Tuesday, October 19, 2010
BTS (Behind the Scenes)
A third of the 24/7 internship here is spent working in BTS, or behind the scenes of ministry. This is usually spent in the office but sometimes I have fun working with items that have been donated and I organize them so that they can be used in ministry. We have spent a lot of time in the book container and pulling out books we can and can’t use. This isn’t sitting in a chair going through books but rather lifting many dusty boxes and even breaking a sweat!
This week I have had a lot of fun going through toys, books, and office supplies to gift out for our LaunchPad graduation coming up in a few weeks. Our final term is coming to an end which is both exciting but also sad as we will miss our students and visiting the schools.
This week I have had a lot of fun going through toys, books, and office supplies to gift out for our LaunchPad graduation coming up in a few weeks. Our final term is coming to an end which is both exciting but also sad as we will miss our students and visiting the schools.

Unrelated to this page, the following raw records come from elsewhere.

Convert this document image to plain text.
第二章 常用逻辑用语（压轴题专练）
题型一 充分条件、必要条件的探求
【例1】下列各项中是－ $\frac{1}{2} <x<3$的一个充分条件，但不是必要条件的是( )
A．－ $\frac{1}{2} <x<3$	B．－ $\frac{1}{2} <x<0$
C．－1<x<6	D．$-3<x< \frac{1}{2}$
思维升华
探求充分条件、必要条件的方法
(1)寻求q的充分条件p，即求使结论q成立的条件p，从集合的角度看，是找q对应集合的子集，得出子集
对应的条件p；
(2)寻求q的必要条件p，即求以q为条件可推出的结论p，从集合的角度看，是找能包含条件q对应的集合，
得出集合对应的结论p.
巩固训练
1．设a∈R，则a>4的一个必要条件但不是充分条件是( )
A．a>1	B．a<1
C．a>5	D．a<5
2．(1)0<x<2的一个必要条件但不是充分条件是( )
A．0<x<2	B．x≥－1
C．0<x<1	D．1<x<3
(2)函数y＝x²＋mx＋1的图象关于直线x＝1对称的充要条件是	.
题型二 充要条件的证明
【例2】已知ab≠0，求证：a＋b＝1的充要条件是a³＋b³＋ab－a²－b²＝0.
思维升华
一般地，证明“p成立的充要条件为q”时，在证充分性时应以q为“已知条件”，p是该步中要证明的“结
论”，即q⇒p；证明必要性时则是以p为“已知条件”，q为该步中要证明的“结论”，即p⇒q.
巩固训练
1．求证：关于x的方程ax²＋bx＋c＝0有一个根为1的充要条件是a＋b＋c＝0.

Thursday, October 14, 2010
Katleho, Success
As soon as class got out Katleho walked right over to where we were waiting and sat down beside us. He has told us proudly before that his name means success. It was only a couple moments before he jumped back up and announced it was time for our class to start and headed straight to the classroom. When we caught up he was busy cleaning out the room. After it was all clean we walked in and he sat himself at the very first desk right in front of where we teach. We usually use the first desk but he was so excited to learn what we had to teach he wanted the front row where he wouldn’t miss a word. His excitement to learn gave me an excitement to teach! I found myself leaving that day with more energy than I arrived with. Usually an hour long trip to Qwa Qwa, teaching class, and then an hour long trip back leaves me feeling drained and ready for a nap. However, today was different. It gave me a new excitement! I’m so excited about what God is doing in the lives of the students we have the opportunity to teach each week.